Etre un « warrior » de l’intelligence économique ne suffit pas toujours…

 

 

Je lisais ce matin un article de recherche intitulé « Competitive Intelligence Adds Value : Five Intelligence Attitudes » (payant), écrit en 2001 par Daniel Rouach et Patrice Santi. Ils y proposent une typologie des attitudes des entreprises face à l’intelligence économique qu’ils synthétisent par ce tableau :

Evidemment la « crème de la crème » ce sont les Warriors et les « Assault » intelligence analysts. Le souci c’est que parmi les exemples de sociétés appartenant en 2001 à cette élite les auteurs citent Ericsson, Nokia, Motorola ou Eastman Kodak, qui allaient bientôt connaître les déboires que l’on sait avec l’arrivée des smartphones qu’ils n’avaient pas vu venir…

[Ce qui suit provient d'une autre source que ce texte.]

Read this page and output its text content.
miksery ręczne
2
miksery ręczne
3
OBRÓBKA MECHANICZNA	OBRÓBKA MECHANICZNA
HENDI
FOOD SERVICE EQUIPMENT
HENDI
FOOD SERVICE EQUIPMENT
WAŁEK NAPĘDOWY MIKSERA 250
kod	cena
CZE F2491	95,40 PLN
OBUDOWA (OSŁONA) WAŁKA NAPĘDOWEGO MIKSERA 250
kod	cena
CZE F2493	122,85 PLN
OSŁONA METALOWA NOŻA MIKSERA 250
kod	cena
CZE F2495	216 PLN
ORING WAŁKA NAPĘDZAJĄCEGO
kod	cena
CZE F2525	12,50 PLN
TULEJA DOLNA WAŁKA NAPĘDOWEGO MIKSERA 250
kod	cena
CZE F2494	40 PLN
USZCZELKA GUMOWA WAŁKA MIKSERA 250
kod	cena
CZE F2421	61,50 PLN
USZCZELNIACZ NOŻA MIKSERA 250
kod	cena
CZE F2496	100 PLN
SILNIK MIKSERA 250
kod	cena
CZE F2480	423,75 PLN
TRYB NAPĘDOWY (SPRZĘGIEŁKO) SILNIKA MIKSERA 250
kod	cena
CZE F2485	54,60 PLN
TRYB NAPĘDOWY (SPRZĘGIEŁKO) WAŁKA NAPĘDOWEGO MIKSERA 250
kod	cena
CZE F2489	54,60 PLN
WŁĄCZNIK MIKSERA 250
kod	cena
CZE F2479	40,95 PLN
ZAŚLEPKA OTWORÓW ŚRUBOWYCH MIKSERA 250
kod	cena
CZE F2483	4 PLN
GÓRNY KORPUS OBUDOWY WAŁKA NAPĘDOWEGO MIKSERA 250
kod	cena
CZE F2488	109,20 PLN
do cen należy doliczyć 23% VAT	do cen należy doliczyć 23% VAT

Les auteurs de l’article ne pouvaient bien sûr pas s’en douter mais je voulais simplement faire passer ici le message qu’avoir des « warriors » et des « assault intelligence analysts » ne fait pas tout 🙂

Bien sûr, de nombreux facteurs peuvent avoir entraîné cette cécité stratégique. Par exemple, ces services d’IE peuvent  avoir fait leur boulot sans que la direction prenne en compte leurs recommandations.

Pour être fair-play, les auteurs avaient également cité de nombreuses sociétés qui sont toujours parmi nous (L’Oréal, Michelin, 3M, Siemens,…).

Etre un « warrior » de l’intelligence économique ne suffit pas toujours…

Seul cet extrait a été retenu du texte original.